Make sure you do not kink flexible ducting since this will restrict the air flow and could fracture the walls of the ducting; keep the number of bends to a minimum and make them with as large a radius as possible. Take care to seal all joints well and keep the length of ducting to a minimum — in any case below 6m (or 20ft). Whenever possible don’t exhaust into a prevailing wind or into existing flues if there is any danger of fumes reentering the house at another point.
Assembling the hood
To assemble the hood and fit the filters on a typical model, you should first remove the filter tray according to the manufacturer’s instructions. Make sure the grease filter completely covers the holes in the grille, remove all internal packing pieces and refit the filter tray. Detach the outlet grille and remove any packing pieces and the plastic bags from the charcoal filter(s). Shake the filter(s) to remove any loose dust generated during transit. When refitting the filter(s) and grille, make sure the filter completely covers the holes in the grille and the charcoal is evenly distributed within the filter(s).
Wiring up the hood
The electrical loading of a cooker hood ranges from about 80 to 220 watts depending on the size and number of fans and lights; but the loading is never more than 250 watts for a domestic model, which means a hood can be supplied from a 5amp circuit or a spur from a ring main with a 3amp fused outlet.
A suitable outlet is a 13amp switched fused connection unit, fused at 3amps, fixed close by the cooker hood and connected to it by 0.75sq mm three core PVC circular sheathed flexible cord. The fused connection unit can be supplied from a spur cable looped out of the ring main at the terminals of a nearby 13amp socket outlet using 2.5sq mm twin core and earth PVC-sheathed cable. Replace the I 3amp cartridge fuse in the connection unit by one of 3amp rating. You could supply the cooker hood from a lighting circuit, providing an earth connection is available, but this is not recommended since it can cause an overload.
Cooker hoods have neon indicators to show when they are switched on, so an indicator on the connection unit is not necessary. A 13amp fused plug and socket outlet may be fitted in place of the connection unit.

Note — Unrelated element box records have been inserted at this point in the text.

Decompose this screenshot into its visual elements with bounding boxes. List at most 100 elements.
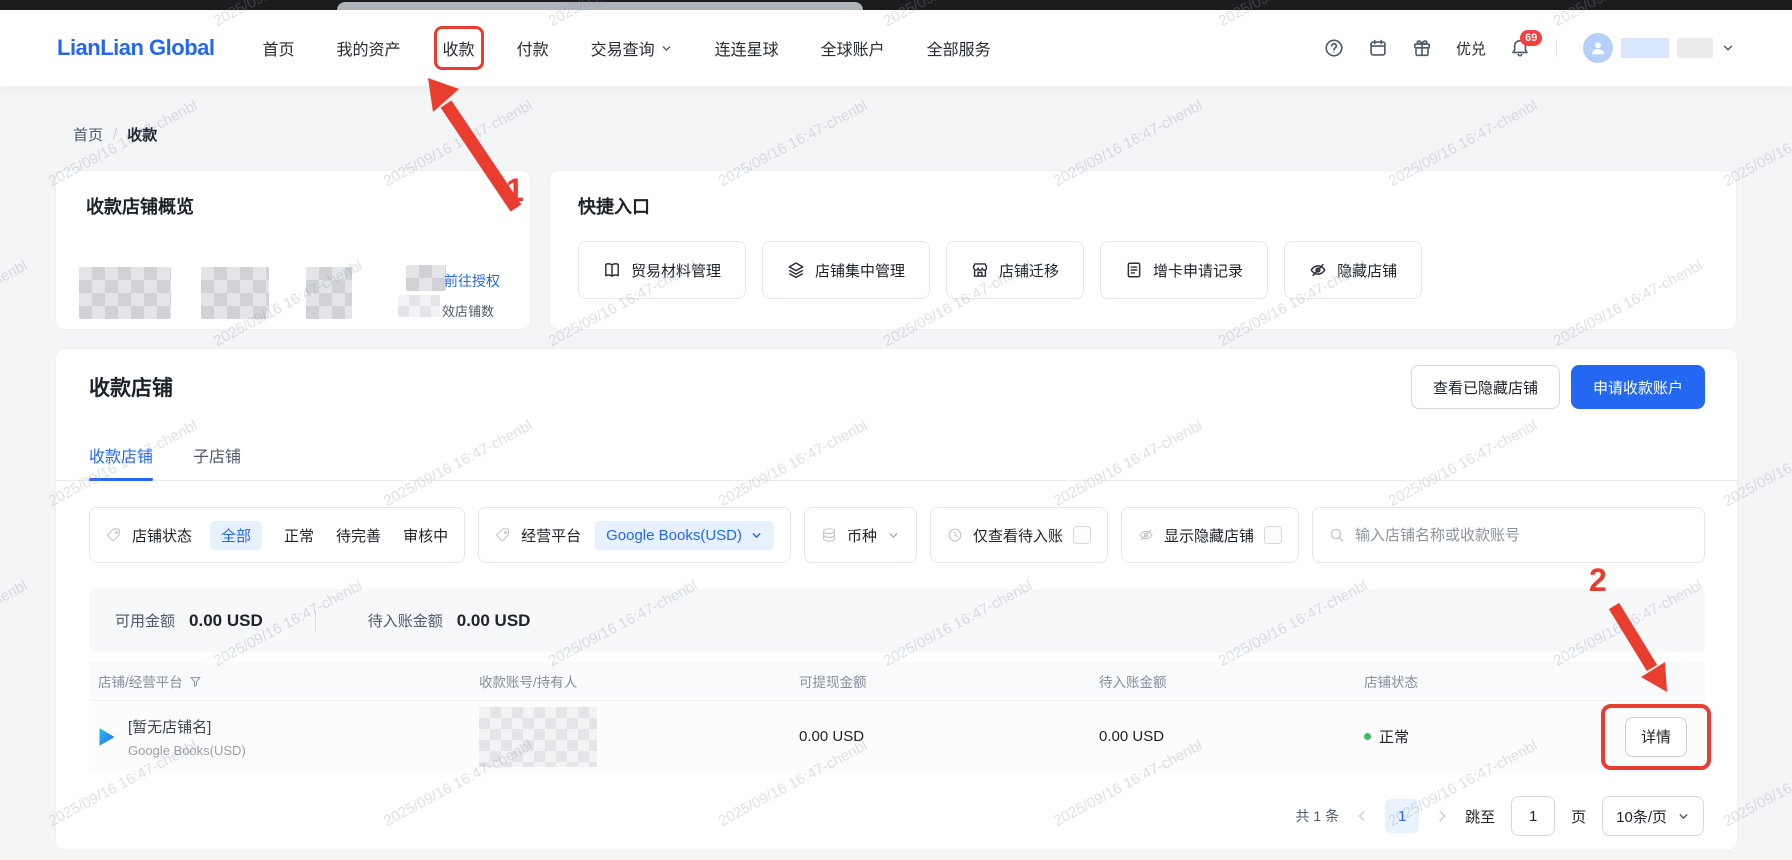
main-title-row: 收款店铺 查看已隐藏店铺 申请收款账户 [56,349,1737,409]
platform-selected-value: Google Books(USD) [606,526,742,544]
shop-search-box [1312,507,1705,563]
status-option-incomplete[interactable]: 待完善 [336,525,381,546]
chevron-down-icon [752,532,761,538]
store-icon [972,263,988,277]
redacted-username-2 [1677,38,1713,58]
go-authorize-link[interactable]: 前往授权 [444,271,500,291]
clock-icon [948,528,962,542]
status-option-reviewing[interactable]: 审核中 [403,525,448,546]
tag-icon [107,528,120,542]
nav-all-services[interactable]: 全部服务 [923,30,995,66]
pending-only-checkbox[interactable] [1073,526,1092,544]
header-divider [1556,39,1557,57]
available-amount-label: 可用金额 [115,613,176,630]
filter-pending-only: 仅查看待入账 [930,507,1109,563]
youdui-link[interactable]: 优兑 [1456,38,1486,59]
col-status: 店铺状态 [1364,675,1418,690]
quick-hide-shop-button[interactable]: 隐藏店铺 [1284,241,1423,299]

On no account put articles on a cooker hood and don’t leave the cooker rings on when not covered by pans, since this may impair the efficiency of the filters and the cooker hood.
Maintaining cooker hoods
Make sure the cooker hood is switched off before cleaning it with warm water containing a mild detergent such as washing-up liquid; don’t use too much water. Activated charcoal filters are effective for 12-18 months depending on use and replacements are available from the hood manufacturer. When renewing them, take the opportunity to wipe clean the inside of the cooker hood. The grease and foam filters should be washed about once a month; allow them to dry before replacing in the hood. Use a soft, short-haired brush to clean the impeller and the outlet grille, together with the circular motor cooling vent.
Before replacing any parts on a cooker hood, disconnect it from the electricity supply by removing the circuit fuse. To replace a lamp, follow the manufacturer’s instructions and use the same type and size of lamp or tube as the original. Faults occurring in a cooker hood should be repaired by a qualified electrician or the hood returned to the manufacturer for repair.